Starker on 2/2/2025 at 20:14
Quote Posted by RippedPhreak
If Hamas knows that any Palestinian who approaches the fence gets shot (I don't know that this is really true but hypothetically), then think about why Hamas agents would hand rocks to children and encourage them to run up to the fence.
It's because of you. You make it an effective tactic for them. Your naivete about the nature of evil ensures that using civilians is a winning tactic for them. You get sad for the poor kiddoes, Israel caves and gives concessions, the evil doers get a victory. And since it worked for them, it ensures they will use children as a weapon
next time. Congrats. If you didn't give them any attention, the tactic would not work for them, thus they would stop doing it.

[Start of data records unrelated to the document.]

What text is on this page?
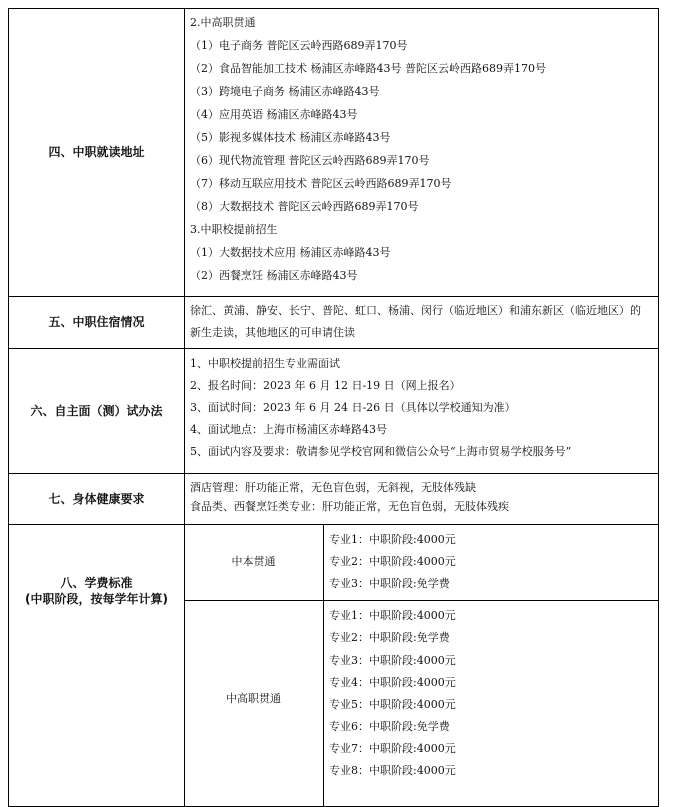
四、中职就读地址
2.中高职贯通
（1）电子商务 普陀区云岭西路689弄170号
（2）食品智能加工技术 杨浦区赤峰路43号 普陀区云岭西路689弄170号
（3）跨境电子商务 杨浦区赤峰路43号
（4）应用英语 杨浦区赤峰路43号
（5）影视多媒体技术 杨浦区赤峰路43号
（6）现代物流管理 普陀区云岭西路689弄170号
（7）移动互联应用技术 普陀区云岭西路689弄170号
（8）大数据技术 普陀区云岭西路689弄170号
3.中职校提前招生
（1）大数据技术应用 杨浦区赤峰路43号
（2）西餐烹饪 杨浦区赤峰路43号
五、中职住宿情况
徐汇、黄浦、静安、长宁、普陀、虹口、杨浦、闵行（临近地区）和浦东新区（临近地区）的新生走读，其他地区的可申请住读
六、自主面（测）试办法
1、中职校提前招生专业需面试
2、报名时间：2023 年 6 月 12 日-19 日（网上报名）
3、面试时间：2023 年 6 月 24 日-26 日（具体以学校通知为准）
4、面试地点：上海市杨浦区赤峰路43号
5、面试内容及要求：敬请参见学校官网和微信公众号“上海市贸易学校服务号”
七、身体健康要求
酒店管理：肝功能正常，无色盲色弱，无斜视，无肢体残缺
食品类、西餐烹饪类专业：肝功能正常，无色盲色弱，无肢体残疾
八、学费标准
(中职阶段，按每学年计算)
中本贯通
专业1：中职阶段:4000元
专业2：中职阶段:4000元
专业3：中职阶段:免学费
中高职贯通
专业1：中职阶段:4000元
专业2：中职阶段:免学费
专业3：中职阶段:4000元
专业4：中职阶段:4000元
专业5：中职阶段:4000元
专业6：中职阶段:免学费
专业7：中职阶段:4000元
专业8：中职阶段:4000元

I do condemn the mass killing of women and children as well as innocent civilians in general. And I've seen plenty of evidence so far that Israel is, in fact, not the most moral army of the world that it purports to be, but commits brutal atrocities.
If Hamas really does entice children to run up to the fence, that's heinous, yes, but murdering those children in cold blood is far more heinous to me. I don't for a moment think, "Those poor soldiers, they were tricked into murdering children by the Hamas, what bastards those Hamas are."
And there are plenty of barbaric acts like these. The use of Palestinians, including children, as human shields by the IDF, the murder of clearly marked journalists in cold blood, the bombing of civilian areas without any regard to the casualties, the torture of Palestinian detainees, the denial of aid to areas in humanitarian crisis... the list goes on and on.
When I see the pallbearers of a murdered journalist being beaten by Israeli security forces as they are carrying a casket, I do not think about what the Palestinians might have possibly done to deserve this or whether Hamas could have provoked the Israelis into doing it -- the act speaks for itself. This is not the act of civilised people, this is the act of barbarians displaying blatant disregard to the dignity and humanity of the living and the deceased. And there's an entire chapter for necroviolence in this shameful book.
I recognise barbarity when I see it, on both sides, and no amount of one side-ism is going to change that all of a sudden.